Mostly Mozart rounds out the summer festivities at Lincoln Center July 10–August 9. Ticketed performances include a pair of New York premieres. First, the Mostly Mozart Festival Orchestra plays in an “audaciously delightful staging” of The Magic Flute “that pays homage to 1920s silent movies, Weimar cabaret, and the dark whimsy of fairy tales.” And Davóne Tines stars in The Black Clown, a “music–theater adaptation of Langston Hughes’s famed poem.” There’s also a world premiere: Mark Morris Dance Company’s Sport, which shares a bill with Empire Garden and V, and a “dance–theater work rooted in hip-hop with a fierce political bite” from the Olivier Award-winning company Blak Whyte Gray.

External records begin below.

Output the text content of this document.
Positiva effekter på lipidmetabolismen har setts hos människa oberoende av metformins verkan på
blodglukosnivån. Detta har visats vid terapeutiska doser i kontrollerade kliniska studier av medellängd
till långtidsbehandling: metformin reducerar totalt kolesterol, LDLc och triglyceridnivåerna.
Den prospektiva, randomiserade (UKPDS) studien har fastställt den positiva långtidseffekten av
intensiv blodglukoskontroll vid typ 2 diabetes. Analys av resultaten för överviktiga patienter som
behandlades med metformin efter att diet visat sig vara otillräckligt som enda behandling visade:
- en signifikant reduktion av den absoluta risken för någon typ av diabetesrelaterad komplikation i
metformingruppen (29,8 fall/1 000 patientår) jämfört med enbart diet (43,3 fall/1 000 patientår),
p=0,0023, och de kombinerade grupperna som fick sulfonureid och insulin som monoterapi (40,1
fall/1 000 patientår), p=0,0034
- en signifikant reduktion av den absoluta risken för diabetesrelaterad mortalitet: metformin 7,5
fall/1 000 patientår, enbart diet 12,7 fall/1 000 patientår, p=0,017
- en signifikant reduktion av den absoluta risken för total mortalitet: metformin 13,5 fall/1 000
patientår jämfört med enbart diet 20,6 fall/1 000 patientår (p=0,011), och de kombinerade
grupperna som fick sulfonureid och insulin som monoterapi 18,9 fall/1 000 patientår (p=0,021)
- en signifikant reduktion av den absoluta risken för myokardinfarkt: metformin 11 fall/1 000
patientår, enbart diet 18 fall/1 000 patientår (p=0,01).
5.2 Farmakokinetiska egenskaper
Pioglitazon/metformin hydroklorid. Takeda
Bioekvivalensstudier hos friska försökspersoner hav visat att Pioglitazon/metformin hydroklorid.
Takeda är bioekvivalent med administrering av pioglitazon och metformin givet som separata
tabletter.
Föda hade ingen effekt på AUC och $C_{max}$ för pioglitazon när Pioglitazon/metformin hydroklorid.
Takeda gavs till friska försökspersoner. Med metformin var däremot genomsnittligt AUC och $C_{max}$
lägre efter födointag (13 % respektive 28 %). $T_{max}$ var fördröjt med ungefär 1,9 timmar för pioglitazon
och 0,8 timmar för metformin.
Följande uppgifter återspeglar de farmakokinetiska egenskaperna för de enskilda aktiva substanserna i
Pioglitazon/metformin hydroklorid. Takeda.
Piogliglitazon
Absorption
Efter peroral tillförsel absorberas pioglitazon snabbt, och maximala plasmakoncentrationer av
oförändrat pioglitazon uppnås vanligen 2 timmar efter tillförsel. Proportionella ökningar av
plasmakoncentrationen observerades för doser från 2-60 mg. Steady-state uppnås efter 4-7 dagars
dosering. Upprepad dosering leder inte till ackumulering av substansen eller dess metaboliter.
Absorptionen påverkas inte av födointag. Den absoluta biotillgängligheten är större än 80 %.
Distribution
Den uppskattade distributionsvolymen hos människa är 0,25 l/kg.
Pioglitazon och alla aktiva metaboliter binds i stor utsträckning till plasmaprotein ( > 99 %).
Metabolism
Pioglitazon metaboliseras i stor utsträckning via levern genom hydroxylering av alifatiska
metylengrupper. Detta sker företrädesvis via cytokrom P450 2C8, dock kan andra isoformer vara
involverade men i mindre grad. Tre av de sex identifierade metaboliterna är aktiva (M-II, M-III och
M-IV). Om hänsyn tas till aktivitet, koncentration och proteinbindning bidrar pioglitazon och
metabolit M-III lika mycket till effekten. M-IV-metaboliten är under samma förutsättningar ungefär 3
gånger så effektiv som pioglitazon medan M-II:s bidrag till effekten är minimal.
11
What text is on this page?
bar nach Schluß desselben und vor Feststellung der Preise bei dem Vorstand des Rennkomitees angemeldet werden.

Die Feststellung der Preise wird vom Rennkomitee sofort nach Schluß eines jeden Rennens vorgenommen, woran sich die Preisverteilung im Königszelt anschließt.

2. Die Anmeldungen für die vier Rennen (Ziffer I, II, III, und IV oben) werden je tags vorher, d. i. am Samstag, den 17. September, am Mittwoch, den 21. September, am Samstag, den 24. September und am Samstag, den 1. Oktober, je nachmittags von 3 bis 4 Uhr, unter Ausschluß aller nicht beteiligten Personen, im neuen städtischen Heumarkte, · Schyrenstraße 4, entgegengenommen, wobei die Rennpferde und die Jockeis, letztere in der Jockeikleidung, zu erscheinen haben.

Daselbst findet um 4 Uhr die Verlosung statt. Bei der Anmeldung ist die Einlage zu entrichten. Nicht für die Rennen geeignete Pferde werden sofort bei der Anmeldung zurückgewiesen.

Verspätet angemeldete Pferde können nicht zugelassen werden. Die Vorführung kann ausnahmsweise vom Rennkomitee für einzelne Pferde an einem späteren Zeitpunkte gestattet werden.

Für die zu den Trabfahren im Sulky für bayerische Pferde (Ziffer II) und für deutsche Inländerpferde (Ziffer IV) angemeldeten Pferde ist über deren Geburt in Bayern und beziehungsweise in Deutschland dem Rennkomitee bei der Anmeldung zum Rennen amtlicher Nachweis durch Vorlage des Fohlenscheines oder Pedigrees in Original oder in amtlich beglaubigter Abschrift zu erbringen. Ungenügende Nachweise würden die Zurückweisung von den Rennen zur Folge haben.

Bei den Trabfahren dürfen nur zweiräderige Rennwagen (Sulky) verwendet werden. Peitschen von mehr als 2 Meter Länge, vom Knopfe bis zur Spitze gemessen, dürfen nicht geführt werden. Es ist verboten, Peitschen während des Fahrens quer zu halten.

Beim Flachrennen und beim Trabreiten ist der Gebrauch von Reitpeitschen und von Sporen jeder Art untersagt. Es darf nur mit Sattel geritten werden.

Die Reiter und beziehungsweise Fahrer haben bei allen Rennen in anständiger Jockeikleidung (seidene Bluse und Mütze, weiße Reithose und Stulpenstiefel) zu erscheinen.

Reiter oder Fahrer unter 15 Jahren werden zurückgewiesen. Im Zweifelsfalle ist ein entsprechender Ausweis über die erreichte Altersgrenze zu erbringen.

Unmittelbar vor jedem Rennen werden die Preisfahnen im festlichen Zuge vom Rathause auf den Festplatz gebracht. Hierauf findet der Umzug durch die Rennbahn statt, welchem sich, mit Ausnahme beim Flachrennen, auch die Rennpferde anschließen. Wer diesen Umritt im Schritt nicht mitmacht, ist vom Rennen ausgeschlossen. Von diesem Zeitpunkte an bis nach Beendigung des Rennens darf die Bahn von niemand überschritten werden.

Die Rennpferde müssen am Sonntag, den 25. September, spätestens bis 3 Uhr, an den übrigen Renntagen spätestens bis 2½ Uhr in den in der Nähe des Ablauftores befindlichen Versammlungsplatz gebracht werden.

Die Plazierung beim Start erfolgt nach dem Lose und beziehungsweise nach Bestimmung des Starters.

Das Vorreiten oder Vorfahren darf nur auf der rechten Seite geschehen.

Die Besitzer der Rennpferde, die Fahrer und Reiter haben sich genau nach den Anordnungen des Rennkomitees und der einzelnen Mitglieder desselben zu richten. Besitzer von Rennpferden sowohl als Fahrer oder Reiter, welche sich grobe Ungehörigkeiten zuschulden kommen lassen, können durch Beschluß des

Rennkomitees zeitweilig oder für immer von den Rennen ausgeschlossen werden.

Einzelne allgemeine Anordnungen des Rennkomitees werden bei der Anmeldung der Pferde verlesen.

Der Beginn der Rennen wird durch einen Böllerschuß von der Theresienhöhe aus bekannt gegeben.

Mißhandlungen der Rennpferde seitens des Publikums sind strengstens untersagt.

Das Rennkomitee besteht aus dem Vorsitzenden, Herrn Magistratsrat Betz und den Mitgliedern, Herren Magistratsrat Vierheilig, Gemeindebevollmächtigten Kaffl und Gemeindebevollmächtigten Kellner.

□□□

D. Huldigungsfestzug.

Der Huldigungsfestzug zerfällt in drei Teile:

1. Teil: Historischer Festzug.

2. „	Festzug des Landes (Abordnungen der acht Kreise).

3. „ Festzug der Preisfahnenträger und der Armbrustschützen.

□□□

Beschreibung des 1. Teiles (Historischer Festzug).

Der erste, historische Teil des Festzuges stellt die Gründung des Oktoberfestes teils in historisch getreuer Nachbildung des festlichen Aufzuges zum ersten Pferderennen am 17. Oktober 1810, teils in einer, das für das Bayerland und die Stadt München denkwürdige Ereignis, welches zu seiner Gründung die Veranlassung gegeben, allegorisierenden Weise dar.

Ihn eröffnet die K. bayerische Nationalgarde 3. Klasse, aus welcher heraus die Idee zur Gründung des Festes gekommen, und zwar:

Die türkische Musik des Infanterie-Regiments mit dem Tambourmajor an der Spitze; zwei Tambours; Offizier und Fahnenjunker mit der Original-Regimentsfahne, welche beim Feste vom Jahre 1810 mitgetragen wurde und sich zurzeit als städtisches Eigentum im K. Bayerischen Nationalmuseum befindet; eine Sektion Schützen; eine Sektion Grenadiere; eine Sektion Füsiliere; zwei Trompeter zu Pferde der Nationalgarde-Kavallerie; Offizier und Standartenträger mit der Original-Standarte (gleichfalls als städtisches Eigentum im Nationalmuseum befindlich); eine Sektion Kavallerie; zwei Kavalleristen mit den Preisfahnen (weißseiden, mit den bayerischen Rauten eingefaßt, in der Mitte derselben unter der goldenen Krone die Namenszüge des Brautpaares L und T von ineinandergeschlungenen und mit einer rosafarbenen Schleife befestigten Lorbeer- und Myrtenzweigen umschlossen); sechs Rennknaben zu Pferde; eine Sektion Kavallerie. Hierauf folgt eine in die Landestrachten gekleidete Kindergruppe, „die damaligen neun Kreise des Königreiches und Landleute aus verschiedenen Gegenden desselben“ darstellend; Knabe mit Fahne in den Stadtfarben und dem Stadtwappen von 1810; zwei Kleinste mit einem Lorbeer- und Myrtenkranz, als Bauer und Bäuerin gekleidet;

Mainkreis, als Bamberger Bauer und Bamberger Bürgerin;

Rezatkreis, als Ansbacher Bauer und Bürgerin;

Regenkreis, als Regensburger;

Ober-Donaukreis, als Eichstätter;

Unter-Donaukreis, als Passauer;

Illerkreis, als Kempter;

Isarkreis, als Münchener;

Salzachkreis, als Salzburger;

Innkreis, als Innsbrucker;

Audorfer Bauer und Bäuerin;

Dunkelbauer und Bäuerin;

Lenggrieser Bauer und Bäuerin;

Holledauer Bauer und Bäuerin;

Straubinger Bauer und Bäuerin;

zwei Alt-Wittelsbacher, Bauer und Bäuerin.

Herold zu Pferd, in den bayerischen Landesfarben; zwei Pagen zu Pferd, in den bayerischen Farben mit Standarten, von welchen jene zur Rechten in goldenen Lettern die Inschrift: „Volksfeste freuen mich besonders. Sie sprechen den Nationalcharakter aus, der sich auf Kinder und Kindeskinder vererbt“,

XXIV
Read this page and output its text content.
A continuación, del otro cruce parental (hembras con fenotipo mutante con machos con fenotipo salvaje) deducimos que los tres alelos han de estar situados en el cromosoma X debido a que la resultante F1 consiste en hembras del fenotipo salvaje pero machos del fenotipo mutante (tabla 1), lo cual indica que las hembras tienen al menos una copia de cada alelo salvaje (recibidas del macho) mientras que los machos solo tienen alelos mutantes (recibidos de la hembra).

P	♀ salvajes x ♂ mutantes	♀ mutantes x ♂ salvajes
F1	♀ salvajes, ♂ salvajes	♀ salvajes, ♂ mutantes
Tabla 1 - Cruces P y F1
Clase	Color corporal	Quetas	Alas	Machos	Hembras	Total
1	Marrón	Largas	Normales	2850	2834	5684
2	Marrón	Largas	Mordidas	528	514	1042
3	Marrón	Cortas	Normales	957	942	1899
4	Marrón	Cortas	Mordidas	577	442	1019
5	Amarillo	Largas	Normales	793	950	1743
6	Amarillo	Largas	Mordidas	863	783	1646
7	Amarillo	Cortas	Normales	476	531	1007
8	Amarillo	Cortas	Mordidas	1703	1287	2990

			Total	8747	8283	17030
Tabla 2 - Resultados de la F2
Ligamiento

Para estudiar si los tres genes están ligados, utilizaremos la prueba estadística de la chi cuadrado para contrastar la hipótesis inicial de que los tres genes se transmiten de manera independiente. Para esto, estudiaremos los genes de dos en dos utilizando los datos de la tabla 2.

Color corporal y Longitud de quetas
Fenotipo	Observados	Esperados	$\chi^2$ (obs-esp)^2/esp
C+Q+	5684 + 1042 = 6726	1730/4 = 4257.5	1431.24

In addition to ticketed concerts featuring guest artists such as Pierre-Laurent Aimard and Joshua Bell, check the calendar for free performances by the Mostly Mozart Festival Orchestra, the International Contemporary ensemble, and composers Anna Thorvaldsdottir, Ashley Fure, and Bergrún Snæbjörnsdóttir. 

A Langston Hughes poem gets a dramatic staging in The Black Clown at Mostly Mozart

credit: Maggie Hall

Oper Berlin gives The Magic Flute the silent film treatment at Mostly Mozart

credit: Iko Freese

The Summerstage festival is best known for the outdoor concerts performed in Central Park, but the program—presented by the CityParks Foundation—includes shows in every boro. The full schedule, which you can access here, includes Tabou Combo, Lakou Mizik, and DJ Sabine Blaizin in association with Afro-Latino Festival in Queens; the Metropolitan Opera Summer Recital Series at Williamsbridge Oval in the Bronx; and shows by Lisa & Cover Girls, Jody Watley, Ana Tijoux and more in Staten Island. The season runs through September 24, when outdoor music fans can bid farewell to summer at a Central Park concert by the B-52s. 

Summer Stage in Harlem is a separate after-work music series featuring free concerts in the plaza of the Adam Clayton Powell, Jr. State Office Building. The Thursday evening shows run from 5–8 p.m. in July and August. Check the link above for the latest program information.